SDSS-CC HPC Resources

Facilities

The Stanford Doerr School for Sustainability Center for Computation (SDSS-CC) provides high performance computational resources to researchers in the school through a shared facility model. These resources include a shared SDSS partition on Stanford Research Computing’s (SRC) Sherlock HPC cluster (www.sherlock.stanford.edu), Cloud based computing – principally Google Cloud Platform (GCP), and data sharing and archiving agreements with the Stanford Library and Redivis.

Sherlock HPC

SDSS’s Sherlock partition includes the following resources (as of September 2022):

200 x 32 core CPU nodes (AMD Epyc 7502), 256 GB RAM
8 x 128 core CPU nodes (AMD Epyc 7742), 1024 GB RAM
24 x 24 core CPU nodes (Intel Skylake), 192/384 GB RAM
10 x 8 NVIDIA Tesla A100 GPUs, 128 CPU cores (AMD Epyc 7662), 1024 GB RAM
2 x 4 NVIDIA Tesla V100 GPUs, 24 CPU cores (Intel Skylake), 192GB RAM

SDSS researchers can also submit to Sherlock’s public partitions (approximately 5,000 CPU cores, 100 GPU devices, and including compute nodes with up to 4TB RAM), as well as the preemptable owners partition (approximately 39,000 CPU cores and 300 GPUs).

Sherlock compute nodes are interconnected via a high performance, low latency Infiniband network, which facilitates excellent performance for large MPI and other multi-node protocol jobs.

Jobs submitted to Sherlock are prioritized by a user-level fair-share policy to ensure equitable access and usage by all researchers. Sherlock also uses “back fill” to run small jobs, independent of fair-share, so long as resources are available.

Use Agreement and Job Limits on SERC

Ironically, because the SERC partition is (typically) not over-subscribed – resources are relativey plentiful, excess usage is not well governed by Sherlock’s FairShare job prioritization algorithm. We ask that individuals volunarily restrict their workloads, in order to respect our friends’ and colleagues’ rights to use this shared resource. Generally, we ask that jobs comply with the following guidelines:

300-500 concurrent CPUs for smaller/shorter - bigger/longer-running jobs
Concurrent GPUs policy is not well defined; please be considerate courteous
Generaly, jobs shoud use resources efficiently. SERC machines typically have 8GB RAM per CPU and 128 GB RAM perGPU. Jobs that use significantly more memory than those ratios effectively render valuable resources unavailable. Similarly, jobs that use more CPUs than will parallelize efficiently impeed others’ access to those resources.
For larger, resource intensive jobs, please reach out to SDSS-CC and SRCC support

GCP

SDSS provides additional support through an HPC cluster hosted in Google Cloud (GCP-HPC). This GCP-HPC cluster can scale – both in size and configuration, to meet the specific requirements of a given project. SDSS also provides “one off” GCP solutions for projects where Sherlock or other conventiaonl resources are not practical.

Oak Storage

SDSS provides high performance and fault tolerant data storage that includes data protection. SDSS maintains approximately 2.25PB of space, available to research groups, on SRC’s Oak LUSTRE storage platform. Data backup services are available either on site or on cloud – principally Google (GCP) computing services.

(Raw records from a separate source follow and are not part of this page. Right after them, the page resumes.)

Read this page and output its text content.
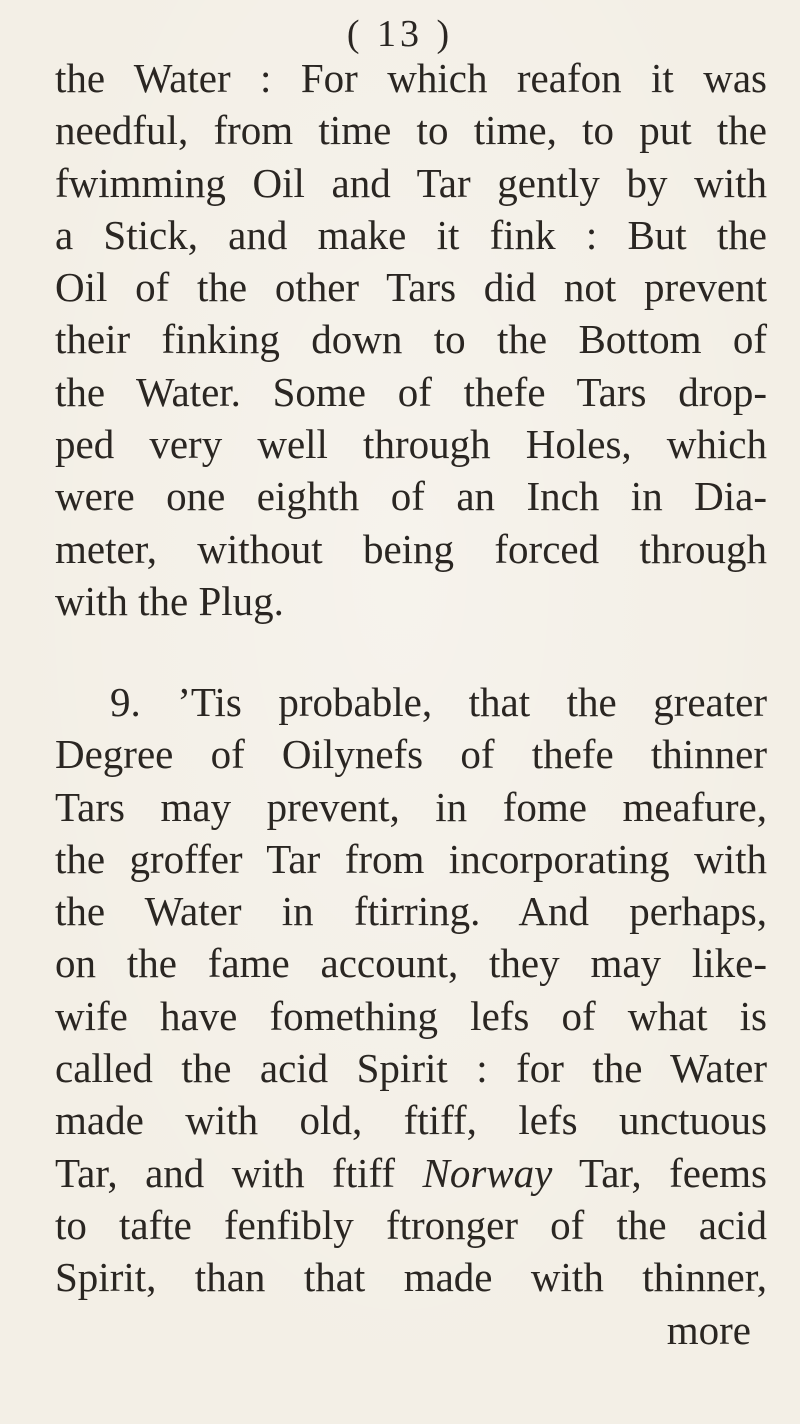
( 13 )
the Water : For which reafon it was
needful, from time to time, to put the
fwimming Oil and Tar gently by with
a Stick, and make it fink : But the
Oil of the other Tars did not prevent
their finking down to the Bottom of
the Water. Some of thefe Tars drop-
ped very well through Holes, which
were one eighth of an Inch in Dia-
meter, without being forced through
with the Plug.
9. ’Tis probable, that the greater
Degree of Oilynefs of thefe thinner
Tars may prevent, in fome meafure,
the groffer Tar from incorporating with
the Water in ftirring. And perhaps,
on the fame account, they may like-
wife have fomething lefs of what is
called the acid Spirit : for the Water
made with old, ftiff, lefs unctuous
Tar, and with ftiff Norway Tar, feems
to tafte fenfibly ftronger of the acid
Spirit, than that made with thinner,
more
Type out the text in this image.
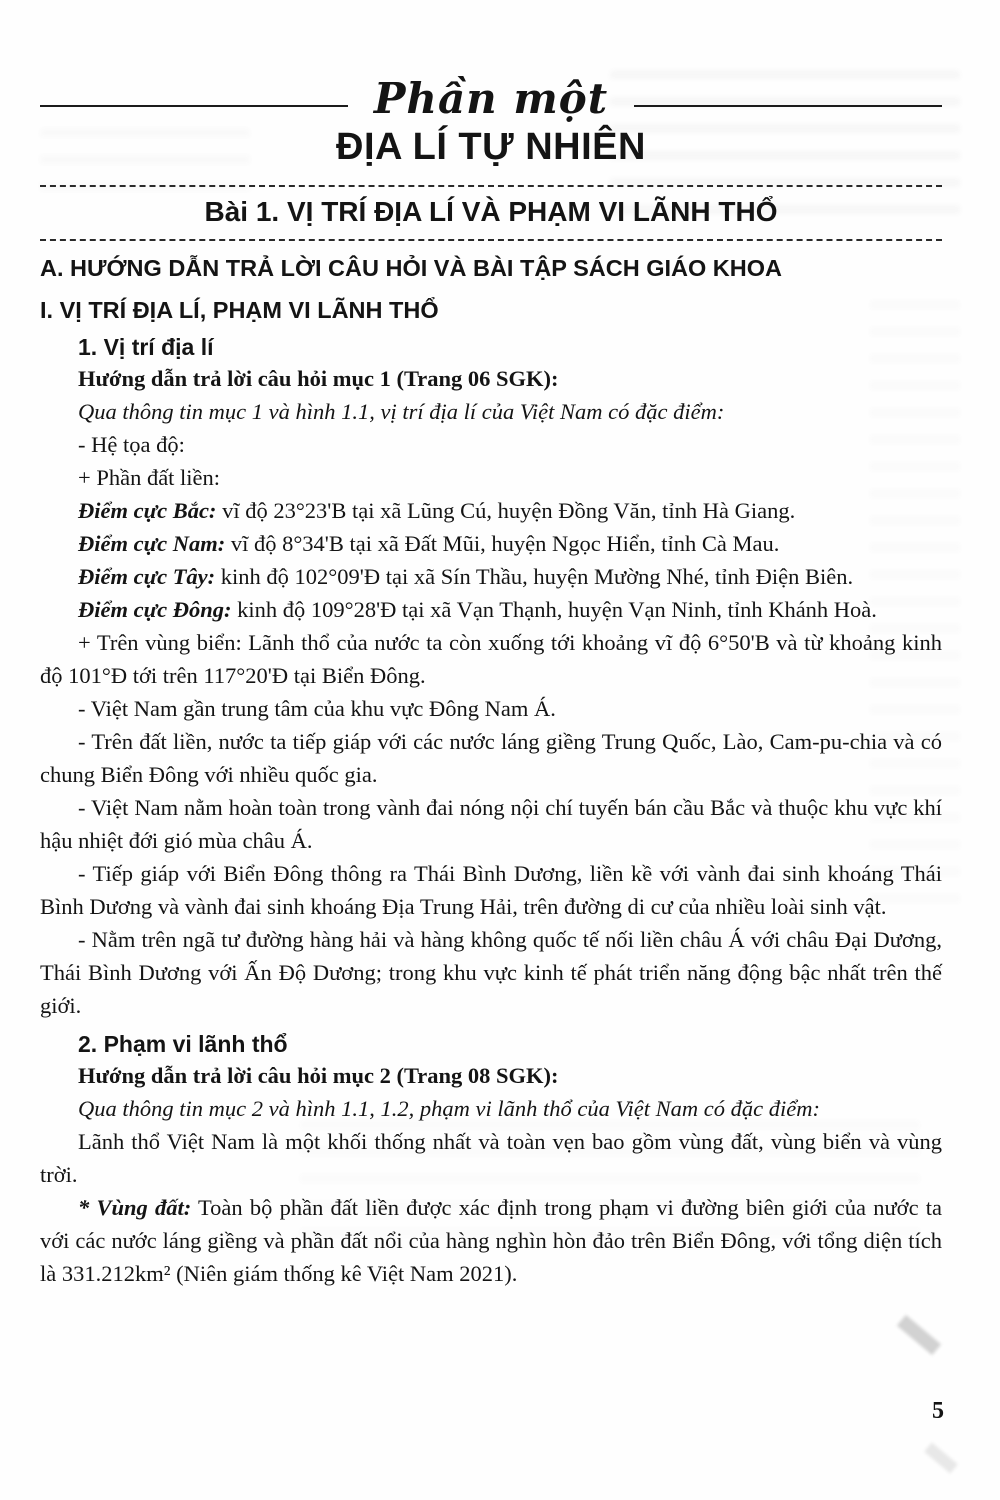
Phần một
ĐỊA LÍ TỰ NHIÊN
Bài 1. VỊ TRÍ ĐỊA LÍ VÀ PHẠM VI LÃNH THỔ
A. HƯỚNG DẪN TRẢ LỜI CÂU HỎI VÀ BÀI TẬP SÁCH GIÁO KHOA
I. VỊ TRÍ ĐỊA LÍ, PHẠM VI LÃNH THỔ
1. Vị trí địa lí

Hướng dẫn trả lời câu hỏi mục 1 (Trang 06 SGK):

Qua thông tin mục 1 và hình 1.1, vị trí địa lí của Việt Nam có đặc điểm:

- Hệ tọa độ:

+ Phần đất liền:

Điểm cực Bắc: vĩ độ 23°23'B tại xã Lũng Cú, huyện Đồng Văn, tỉnh Hà Giang.

Điểm cực Nam: vĩ độ 8°34'B tại xã Đất Mũi, huyện Ngọc Hiển, tỉnh Cà Mau.

Điểm cực Tây: kinh độ 102°09'Đ tại xã Sín Thầu, huyện Mường Nhé, tỉnh Điện Biên.

Điểm cực Đông: kinh độ 109°28'Đ tại xã Vạn Thạnh, huyện Vạn Ninh, tỉnh Khánh Hoà.

+ Trên vùng biển: Lãnh thổ của nước ta còn xuống tới khoảng vĩ độ 6°50'B và từ khoảng kinh độ 101°Đ tới trên 117°20'Đ tại Biển Đông.

- Việt Nam gần trung tâm của khu vực Đông Nam Á.

- Trên đất liền, nước ta tiếp giáp với các nước láng giềng Trung Quốc, Lào, Cam-pu-chia và có chung Biển Đông với nhiều quốc gia.

- Việt Nam nằm hoàn toàn trong vành đai nóng nội chí tuyến bán cầu Bắc và thuộc khu vực khí hậu nhiệt đới gió mùa châu Á.

- Tiếp giáp với Biển Đông thông ra Thái Bình Dương, liền kề với vành đai sinh khoáng Thái Bình Dương và vành đai sinh khoáng Địa Trung Hải, trên đường di cư của nhiều loài sinh vật.

- Nằm trên ngã tư đường hàng hải và hàng không quốc tế nối liền châu Á với châu Đại Dương, Thái Bình Dương với Ấn Độ Dương; trong khu vực kinh tế phát triển năng động bậc nhất trên thế giới.

2. Phạm vi lãnh thổ

Hướng dẫn trả lời câu hỏi mục 2 (Trang 08 SGK):

Qua thông tin mục 2 và hình 1.1, 1.2, phạm vi lãnh thổ của Việt Nam có đặc điểm:

Lãnh thổ Việt Nam là một khối thống nhất và toàn vẹn bao gồm vùng đất, vùng biển và vùng trời.

* Vùng đất: Toàn bộ phần đất liền được xác định trong phạm vi đường biên giới của nước ta với các nước láng giềng và phần đất nổi của hàng nghìn hòn đảo trên Biển Đông, với tổng diện tích là 331.212km² (Niên giám thống kê Việt Nam 2021).

5
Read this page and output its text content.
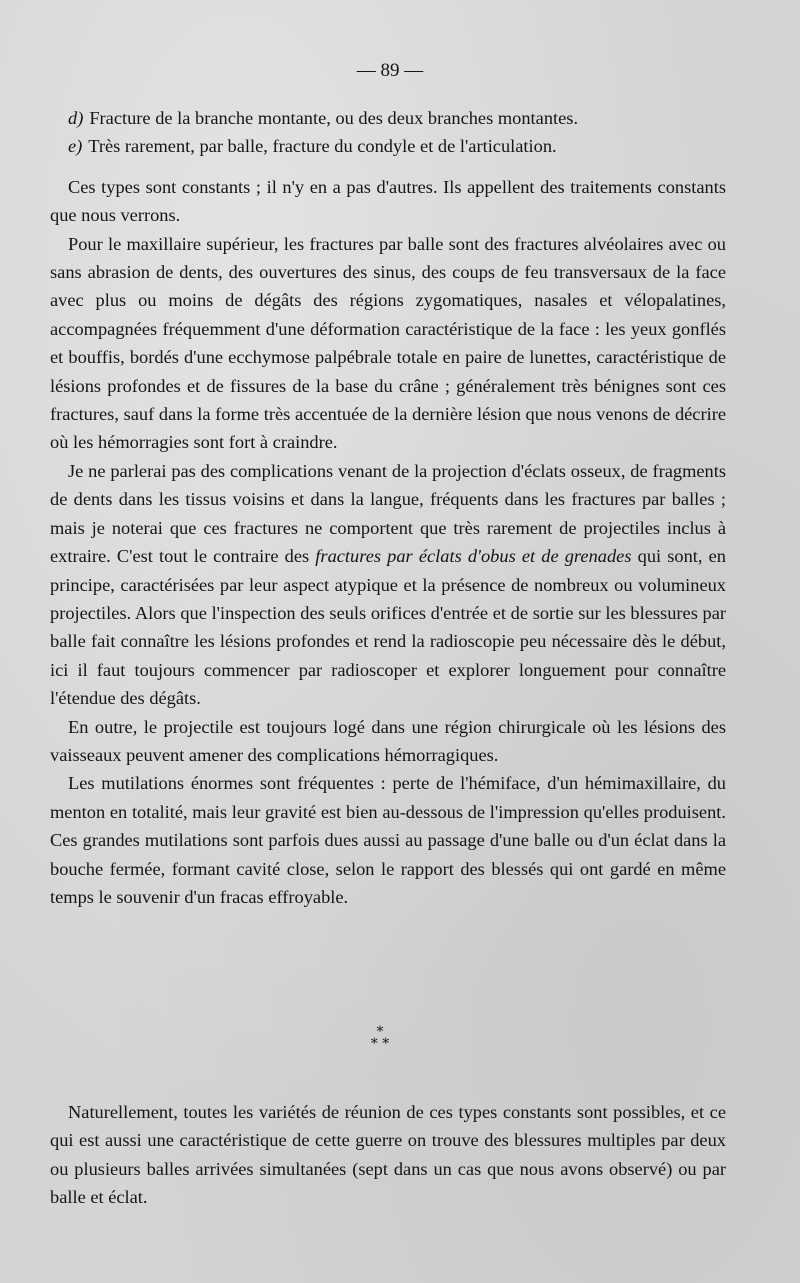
— 89 —

d) Fracture de la branche montante, ou des deux branches montantes.

e) Très rarement, par balle, fracture du condyle et de l'articulation.

Ces types sont constants ; il n'y en a pas d'autres. Ils appellent des traitements constants que nous verrons.

Pour le maxillaire supérieur, les fractures par balle sont des fractures alvéolaires avec ou sans abrasion de dents, des ouvertures des sinus, des coups de feu transversaux de la face avec plus ou moins de dégâts des régions zygomatiques, nasales et vélopalatines, accompagnées fréquemment d'une déformation caractéristique de la face : les yeux gonflés et bouffis, bordés d'une ecchymose palpébrale totale en paire de lunettes, caractéristique de lésions profondes et de fissures de la base du crâne ; généralement très bénignes sont ces fractures, sauf dans la forme très accentuée de la dernière lésion que nous venons de décrire où les hémorragies sont fort à craindre.

Je ne parlerai pas des complications venant de la projection d'éclats osseux, de fragments de dents dans les tissus voisins et dans la langue, fréquents dans les fractures par balles ; mais je noterai que ces fractures ne comportent que très rarement de projectiles inclus à extraire. C'est tout le contraire des fractures par éclats d'obus et de grenades qui sont, en principe, caractérisées par leur aspect atypique et la présence de nombreux ou volumineux projectiles. Alors que l'inspection des seuls orifices d'entrée et de sortie sur les blessures par balle fait connaître les lésions profondes et rend la radioscopie peu nécessaire dès le début, ici il faut toujours commencer par radioscoper et explorer longuement pour connaître l'étendue des dégâts.

En outre, le projectile est toujours logé dans une région chirurgicale où les lésions des vaisseaux peuvent amener des complications hémorragiques.

Les mutilations énormes sont fréquentes : perte de l'hémiface, d'un hémimaxillaire, du menton en totalité, mais leur gravité est bien au-dessous de l'impression qu'elles produisent. Ces grandes mutilations sont parfois dues aussi au passage d'une balle ou d'un éclat dans la bouche fermée, formant cavité close, selon le rapport des blessés qui ont gardé en même temps le souvenir d'un fracas effroyable.

*
* *

Naturellement, toutes les variétés de réunion de ces types constants sont possibles, et ce qui est aussi une caractéristique de cette guerre on trouve des blessures multiples par deux ou plusieurs balles arrivées simultanées (sept dans un cas que nous avons observé) ou par balle et éclat.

To satisfy – and often exceed, most data sharing and archiving requirements, SDSS maintains close working relationships with Stanford Library’s Digital Repository (SDR) and Redivis. SDR principally hosts “finished” data sets – eg, from published papers; Redivis can provide a much more dynamic environment for “living” data sets. Data hosted on Redivis can also be easily convolved or cross-queried with numerous other data sets hosted on the platform. The precise capabilities of these platforms is rapidly evolving, often in direct response to interests and requirements proposed by SDSS and other Stanford research teams.

Support

SDSS also provides computational staff support. This includes system administrators for the SDSS partition on Sherlock as well as 1.5 FTE staff members who help users with software installations, workflow development, and advice on optimal use of the computing resources.